From burnout to thriving: What you need to know

With the worst of the pandemic over, we must tend to our workforce to help them fully bounce back. Only then can our organizations reach their fullest potential and be ready for the future.

While it seems like we are moving out of the pandemic, its effects are still being felt among employees in every industry. People continue to experience the aftermath of trauma and burnout, brought on by overwork, stress and grief.

Burnout is a medically diagnosable condition; the American Psychological Association defines it as a state of “physical, emotional or mental exhaustion, accompanied by decreased motivation, lowered performance and negative attitudes toward oneself and others.” 

According to researchers, burnout has three main components:

  • Emotional exhaustion: Chronic fatigue occurs from caring too much for too long. It creates insomnia, impaired concentration, anxiety and depression, anger and physical symptoms such as heart palpitations, shortness of breath, gastrointestinal pain, dizziness, headaches and fainting.
  • Decreased sense of accomplishment: An unconquerable sense of futility, feeling that nothing you do makes any difference. It creates increased feelings of apathy, hopelessness and irritability and contributes to a lack of productivity and poor performance.
  • Detachment: The depletion of empathy, caring and compassion for ourselves and others. It includes isolation and losing a sense of enjoyment from things that used to feel good, including jobs and relationships.
The three main components of burnout

Burnout occurs when we overwork and under rest. The Society for Human Resource Management found that 70 percent of workers who transitioned to remote work during the pandemic say they now work on weekends and 45 percent say they regularly work more hours than before the lockdowns.

Burnout is responsible for the rise in mental health challenges, the Great Resignation that continues today and the recent trend of “quiet quitting,” where people stay at their job but pull back on their effort and motivation. 

This has shown up in Gallup’s global study of employee engagement. Its newly released 2023 data shows that those actively engaged dropped by 2 percent. Even worse, there was a corresponding increase at the bottom level, the actively disengaged, which now is more than one-third of the workforce. 

Disengagement drives reduced productivity—organizations with engaged workers have 23 percent higher profit than those with disengaged workers. Workplace incivility is also increasing, which harms coworkers and customers alike. 

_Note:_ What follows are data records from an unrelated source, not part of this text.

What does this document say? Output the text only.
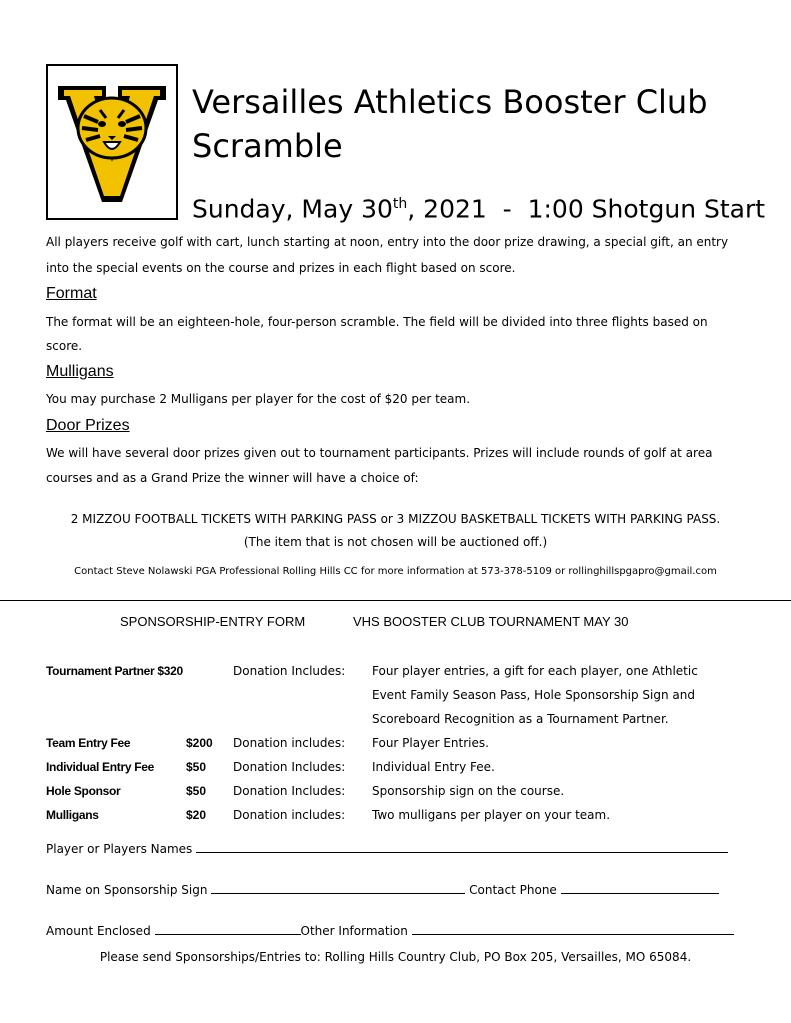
Versailles Athletics Booster Club Scramble
Sunday, May 30th, 2021  -  1:00 Shotgun Start
All players receive golf with cart, lunch starting at noon, entry into the door prize drawing, a special gift, an entry
into the special events on the course and prizes in each flight based on score.
Format
The format will be an eighteen-hole, four-person scramble. The field will be divided into three flights based on
score.
Mulligans
You may purchase 2 Mulligans per player for the cost of $20 per team.
Door Prizes
We will have several door prizes given out to tournament participants. Prizes will include rounds of golf at area
courses and as a Grand Prize the winner will have a choice of:
2 MIZZOU FOOTBALL TICKETS WITH PARKING PASS or 3 MIZZOU BASKETBALL TICKETS WITH PARKING PASS.
(The item that is not chosen will be auctioned off.)
Contact Steve Nolawski PGA Professional Rolling Hills CC for more information at 573-378-5109 or rollinghillspgapro@gmail.com
SPONSORSHIP-ENTRY FORM	VHS BOOSTER CLUB TOURNAMENT MAY 30
Tournament Partner $320	Donation Includes: Four player entries, a gift for each player, one Athletic
Event Family Season Pass, Hole Sponsorship Sign and
Scoreboard Recognition as a Tournament Partner.
Team Entry Fee	$200 Donation includes: Four Player Entries.
Individual Entry Fee	$50 Donation Includes: Individual Entry Fee.
Hole Sponsor	$50 Donation Includes: Sponsorship sign on the course.
Mulligans	$20 Donation includes: Two mulligans per player on your team.
Player or Players Names
Name on Sponsorship Sign	Contact Phone
Amount Enclosed	Other Information
Please send Sponsorships/Entries to: Rolling Hills Country Club, PO Box 205, Versailles, MO 65084.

Support healing and recovery

Addressing burnout needs to be a priority. Teach people how to recognize the signs. More importantly, encourage people to rest and recharge, as it’s the only cure for burnout, and many people are unable to help themselves.

This backlog in our well-being needs to be addressed and won’t get better on its own. It’s important to take your vacations and encourage others to do the same. Some organizations are even incentivizing vacations, especially for their top talent. 

Remind people of the available access to therapy through your benefits program. Consider offering grief counseling, as many people are still processing the loss of loved ones. Dial up your wellness offerings and make sure you speak about them often. Mindfulness is especially powerful in helping people with stress, anxiety and depression. Find ways to weave conversations about these resources in hiring, onboarding, training, project launches and one-on-one and all-hands meetings. 

Play is also essential to self-care, but is something working adults often deny themselves. Research shows that play is critical for our psychological and physical well-being. Consider this quote from play theorist Brian Sutton-Smith: “The opposite of play is not work. It’s depression.” Play is also how we heal from burnout because it sends a strong signal to our biology that we are safer now, helping the amygdala stand down from its hypervigilance. 

All of us need to start doing the activities that brought us joy before the lockdowns. The problem is that burnout makes them seem less appealing now, so we might say “no” when we really need to lean into them, knowing that joy will return with time. Consider how you can facilitate play and fun within your organization. 

Invest in training your managers

Gallup’s State of the Global Workplace: 2022 Report found that the most significant source of burnout was “unfair treatment at work” followed by an unmanageable workload, unclear communication from managers, lack of manager support and unreasonable time pressure.” 

Great managers recognize their people’s contributions and help them learn and grow. And most critical of all, they make their people feel truly cared about. Gallup found that this is what contributed to people thriving at work, something that 21 percent of workers experience. 

The organization states, “95 percent of people who are thriving at work report being treated with respect all day and 87 percent report smiling and laughing a lot.” Thriving employees are more resilient, experiencing half the rate of stress, worry and pain as their disengaged coworkers. 

Managers account for 70 percent of the variance in employee engagement, so invest in providing training. It will more than pay for itself, increasing productivity and retention and reducing absenteeism and health care costs. 

While the worst of the pandemic is behind us, we must tend to our workforce to help them fully bounce back. Only then will our organizations be able to reach their fullest potential and be ready for whatever the future brings.